SEPTEMBER 19: In Woody Allen's ANYTHING ELSE, the 67-year-old writer-director-star (who desperately needs a hit) plays a nebbish who ends up dating 9-year-old Dakota Fanning (Uptown Girls). Well, OK, it hasn't gotten that bad. . . yet. Actually, he ends up getting involved with 23-year-old Christina Ricci. The cast also includes Jason Biggs (American Wedding), Stockard Channing and Danny DeVito. . . In the "haunted house" tradition of The Innocents and The Haunting, COLD CREEK MANOR stars Dennis Quaid and Sharon Stone as a big-city couple who move to a country estate seemingly inhabited by malevolent spirits. Mike Figgis (Leaving Las Vegas) directs. . . In THE FIGHTING TEMPTATIONS, a New York advertising executive (Cuba Gooding Jr.) finds himself in the Deep South, where he ends up leading a gospel choir and falling for a local beauty (Beyonce Knowles). . . Back in 1966, Bruce Brown created the classic surfing documentary The Endless Summer; now, here's his son Dana Brown with STEP INTO LIQUID, a modern take on the same subject. . . Catherine Hardwicke won a directing award at Sundance for THIRTEEN, a hard-hitting drama about a teenage girl (Raleigh native Evan Rachel Wood) who rebels against her mother (Holly Hunter) and, under the bad influence of her close friend (newcomer Nikki Reed, who co-wrote the script with Hardwicke), gets involved with drugs and sex. . . Visually, the preview suggests a cross between The Matrix and The Crow; narratively, UNDERWORLD concerns itself with the long-running battle between sophisticated vampires and street-smart werewolves. Kate Beckinsale and Scott Speedman star as, respectively, the bloodsucker and the lycanthrope who fall in love, Capulet/Montague-style.

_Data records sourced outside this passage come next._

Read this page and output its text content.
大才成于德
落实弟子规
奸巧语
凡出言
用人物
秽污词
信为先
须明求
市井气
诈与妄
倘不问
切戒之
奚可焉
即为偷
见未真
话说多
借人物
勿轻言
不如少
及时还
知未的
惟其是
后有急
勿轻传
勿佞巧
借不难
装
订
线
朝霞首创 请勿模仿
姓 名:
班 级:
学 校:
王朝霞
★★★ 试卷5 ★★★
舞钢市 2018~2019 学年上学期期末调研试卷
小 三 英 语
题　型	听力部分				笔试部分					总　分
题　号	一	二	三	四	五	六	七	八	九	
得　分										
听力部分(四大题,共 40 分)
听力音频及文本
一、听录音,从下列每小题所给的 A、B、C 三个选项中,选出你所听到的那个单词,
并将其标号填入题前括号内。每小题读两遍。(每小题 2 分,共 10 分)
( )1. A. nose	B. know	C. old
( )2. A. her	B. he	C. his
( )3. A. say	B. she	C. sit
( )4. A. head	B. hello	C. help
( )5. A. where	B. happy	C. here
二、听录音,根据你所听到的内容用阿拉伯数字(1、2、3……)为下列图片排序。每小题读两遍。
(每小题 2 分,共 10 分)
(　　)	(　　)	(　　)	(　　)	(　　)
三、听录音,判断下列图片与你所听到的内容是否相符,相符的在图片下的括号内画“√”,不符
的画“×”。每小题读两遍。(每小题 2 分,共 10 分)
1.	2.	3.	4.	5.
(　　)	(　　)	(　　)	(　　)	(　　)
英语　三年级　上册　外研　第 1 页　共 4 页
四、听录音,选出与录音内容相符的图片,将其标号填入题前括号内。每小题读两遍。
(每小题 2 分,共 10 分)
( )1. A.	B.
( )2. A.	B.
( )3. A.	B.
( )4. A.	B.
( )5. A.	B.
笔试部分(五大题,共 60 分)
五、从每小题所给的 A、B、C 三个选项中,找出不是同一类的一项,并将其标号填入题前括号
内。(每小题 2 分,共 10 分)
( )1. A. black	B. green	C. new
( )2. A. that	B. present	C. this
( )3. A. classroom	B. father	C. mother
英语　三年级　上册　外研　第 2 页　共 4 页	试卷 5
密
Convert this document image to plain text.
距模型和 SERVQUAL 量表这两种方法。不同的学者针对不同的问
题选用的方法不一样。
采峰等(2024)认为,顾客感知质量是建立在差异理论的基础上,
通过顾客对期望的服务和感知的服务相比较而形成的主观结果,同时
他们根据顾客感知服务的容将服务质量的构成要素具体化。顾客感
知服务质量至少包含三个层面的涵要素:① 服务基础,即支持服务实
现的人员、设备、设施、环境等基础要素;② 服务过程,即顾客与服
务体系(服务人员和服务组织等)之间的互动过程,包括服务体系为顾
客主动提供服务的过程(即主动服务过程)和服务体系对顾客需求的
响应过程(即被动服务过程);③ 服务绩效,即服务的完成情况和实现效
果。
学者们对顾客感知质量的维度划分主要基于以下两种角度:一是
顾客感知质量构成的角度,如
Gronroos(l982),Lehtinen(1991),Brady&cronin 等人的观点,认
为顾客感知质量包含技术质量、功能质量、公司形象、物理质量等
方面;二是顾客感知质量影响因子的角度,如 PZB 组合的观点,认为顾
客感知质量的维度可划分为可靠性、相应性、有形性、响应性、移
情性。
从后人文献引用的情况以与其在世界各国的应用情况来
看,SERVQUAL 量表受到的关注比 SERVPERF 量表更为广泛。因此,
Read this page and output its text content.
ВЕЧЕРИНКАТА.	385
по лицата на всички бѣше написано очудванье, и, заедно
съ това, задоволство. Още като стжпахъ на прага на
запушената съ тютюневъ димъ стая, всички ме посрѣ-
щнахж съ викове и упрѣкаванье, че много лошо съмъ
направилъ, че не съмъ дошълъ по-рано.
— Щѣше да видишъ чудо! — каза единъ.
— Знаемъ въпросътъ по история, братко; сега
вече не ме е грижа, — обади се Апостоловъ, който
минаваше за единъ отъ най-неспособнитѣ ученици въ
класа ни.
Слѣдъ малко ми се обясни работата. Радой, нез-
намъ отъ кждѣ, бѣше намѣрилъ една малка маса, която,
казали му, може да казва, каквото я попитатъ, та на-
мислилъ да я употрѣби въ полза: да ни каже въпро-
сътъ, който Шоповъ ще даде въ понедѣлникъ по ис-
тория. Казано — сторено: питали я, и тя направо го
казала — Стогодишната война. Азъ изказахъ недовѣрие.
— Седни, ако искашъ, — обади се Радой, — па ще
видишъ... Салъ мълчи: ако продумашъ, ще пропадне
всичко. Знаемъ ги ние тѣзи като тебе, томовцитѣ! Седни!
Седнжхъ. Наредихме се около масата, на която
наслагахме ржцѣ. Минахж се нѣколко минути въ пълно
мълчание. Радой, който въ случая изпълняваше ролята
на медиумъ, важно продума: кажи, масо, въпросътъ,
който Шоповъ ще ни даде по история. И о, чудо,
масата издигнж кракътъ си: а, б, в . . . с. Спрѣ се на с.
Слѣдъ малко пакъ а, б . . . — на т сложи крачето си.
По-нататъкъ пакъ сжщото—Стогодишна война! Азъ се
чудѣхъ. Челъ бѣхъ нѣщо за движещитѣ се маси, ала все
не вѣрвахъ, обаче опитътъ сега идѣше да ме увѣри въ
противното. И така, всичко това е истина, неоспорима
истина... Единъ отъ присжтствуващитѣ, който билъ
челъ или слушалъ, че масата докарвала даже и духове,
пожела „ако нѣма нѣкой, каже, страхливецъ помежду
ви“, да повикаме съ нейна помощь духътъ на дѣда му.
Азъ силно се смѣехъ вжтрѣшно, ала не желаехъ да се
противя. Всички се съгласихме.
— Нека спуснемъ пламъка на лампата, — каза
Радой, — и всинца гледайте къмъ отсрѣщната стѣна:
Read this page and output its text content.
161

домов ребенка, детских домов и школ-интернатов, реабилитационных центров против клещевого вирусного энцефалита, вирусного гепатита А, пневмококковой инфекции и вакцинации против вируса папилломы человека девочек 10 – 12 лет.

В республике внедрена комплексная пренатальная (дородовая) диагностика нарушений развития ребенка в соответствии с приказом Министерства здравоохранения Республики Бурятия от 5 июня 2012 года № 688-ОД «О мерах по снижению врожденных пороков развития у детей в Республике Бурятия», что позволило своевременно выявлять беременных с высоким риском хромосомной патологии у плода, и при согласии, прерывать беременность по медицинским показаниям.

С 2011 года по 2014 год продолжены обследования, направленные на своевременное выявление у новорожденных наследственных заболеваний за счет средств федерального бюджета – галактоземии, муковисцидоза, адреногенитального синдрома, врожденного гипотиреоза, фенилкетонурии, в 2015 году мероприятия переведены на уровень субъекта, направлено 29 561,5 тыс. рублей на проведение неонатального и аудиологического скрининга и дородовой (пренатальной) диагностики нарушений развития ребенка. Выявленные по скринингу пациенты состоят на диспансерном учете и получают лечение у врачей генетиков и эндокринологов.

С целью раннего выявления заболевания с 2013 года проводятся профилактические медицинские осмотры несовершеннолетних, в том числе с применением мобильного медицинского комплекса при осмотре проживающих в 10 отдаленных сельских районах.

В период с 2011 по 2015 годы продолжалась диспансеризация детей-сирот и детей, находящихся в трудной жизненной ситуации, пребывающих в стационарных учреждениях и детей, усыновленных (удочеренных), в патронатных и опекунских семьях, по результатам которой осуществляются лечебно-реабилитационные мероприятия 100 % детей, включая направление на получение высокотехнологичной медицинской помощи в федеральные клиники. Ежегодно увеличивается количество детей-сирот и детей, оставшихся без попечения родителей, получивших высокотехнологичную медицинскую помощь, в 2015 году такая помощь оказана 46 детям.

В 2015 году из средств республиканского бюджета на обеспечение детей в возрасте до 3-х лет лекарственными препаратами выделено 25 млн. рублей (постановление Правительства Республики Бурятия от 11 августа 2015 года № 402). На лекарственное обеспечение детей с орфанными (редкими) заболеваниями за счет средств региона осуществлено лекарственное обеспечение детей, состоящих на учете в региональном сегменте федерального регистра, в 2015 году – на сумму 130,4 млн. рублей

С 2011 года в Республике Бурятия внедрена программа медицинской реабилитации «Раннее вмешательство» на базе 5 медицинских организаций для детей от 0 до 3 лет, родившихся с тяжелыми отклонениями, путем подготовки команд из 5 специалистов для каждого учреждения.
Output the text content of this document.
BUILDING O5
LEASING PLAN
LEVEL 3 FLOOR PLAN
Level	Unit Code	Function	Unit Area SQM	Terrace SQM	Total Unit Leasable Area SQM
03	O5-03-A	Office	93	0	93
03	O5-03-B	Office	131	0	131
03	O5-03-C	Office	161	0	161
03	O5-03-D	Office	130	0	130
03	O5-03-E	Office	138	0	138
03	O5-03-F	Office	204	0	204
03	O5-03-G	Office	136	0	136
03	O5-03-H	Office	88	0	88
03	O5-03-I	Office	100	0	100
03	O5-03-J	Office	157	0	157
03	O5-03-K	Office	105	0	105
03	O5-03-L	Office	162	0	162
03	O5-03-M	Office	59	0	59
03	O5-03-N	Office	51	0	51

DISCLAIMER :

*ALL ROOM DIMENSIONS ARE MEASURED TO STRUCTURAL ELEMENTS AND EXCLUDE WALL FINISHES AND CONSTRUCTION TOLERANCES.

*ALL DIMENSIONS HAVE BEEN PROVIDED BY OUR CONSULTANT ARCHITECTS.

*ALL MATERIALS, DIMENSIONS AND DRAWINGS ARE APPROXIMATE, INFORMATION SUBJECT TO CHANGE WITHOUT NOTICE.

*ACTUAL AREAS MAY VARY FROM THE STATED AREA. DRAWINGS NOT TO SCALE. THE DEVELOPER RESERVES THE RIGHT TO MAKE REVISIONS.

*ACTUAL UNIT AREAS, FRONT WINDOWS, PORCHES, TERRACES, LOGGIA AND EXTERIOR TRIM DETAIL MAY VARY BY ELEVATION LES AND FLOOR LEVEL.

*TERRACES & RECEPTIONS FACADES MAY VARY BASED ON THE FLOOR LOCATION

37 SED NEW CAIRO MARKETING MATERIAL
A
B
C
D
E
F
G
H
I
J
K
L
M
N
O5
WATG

SEPTEMBER 26: Almost certain to become one of the season's top grossers, the dark comedy DUPLEX stars Ben Stiller and Drew Barrymore as a yuppie couple whose lives are turned into living hells by the little old lady (Eileen Essel) who lives in the same building. Directed by Danny DeVito, who's no stranger to prickly projects (Throw Momma From the Train, Death to Smoochy). . . After earning fairly positive notices for The Virgin Suicides, Sofia Coppola is back behind the camera as writer-director for LOST IN TRANSLATION, about an unlikely friendship between two Americans (Bill Murray and Ghost World's Scarlett Johansson) in Tokyo. . . A thug-for-hire (The Rock) gets more than he bargained for after he's sent to the Amazon to bring home a troublemaking slacker (Seann William Scott) in THE RUNDOWN, an action flick co-starring Christopher Walken and Rosario Dawson. . . A shy 14-year-old boy (The Sixth Sense's Haley Joel Osment, growing up fast) spends an educational summer with his two grumpy-old-men uncles (Michael Caine and Robert Duvall) in the comedy-drama SECONDHAND LIONS. . . With an Oscar nomination now under her belt, Unfaithful star Diane Lane tries her hand at carrying an entire picture with UNDER THE TUSCAN SUN, a romantic comedy based on the popular book about an American divorcee who shucks her stateside existence and purchases a dilapidated villa in Italy.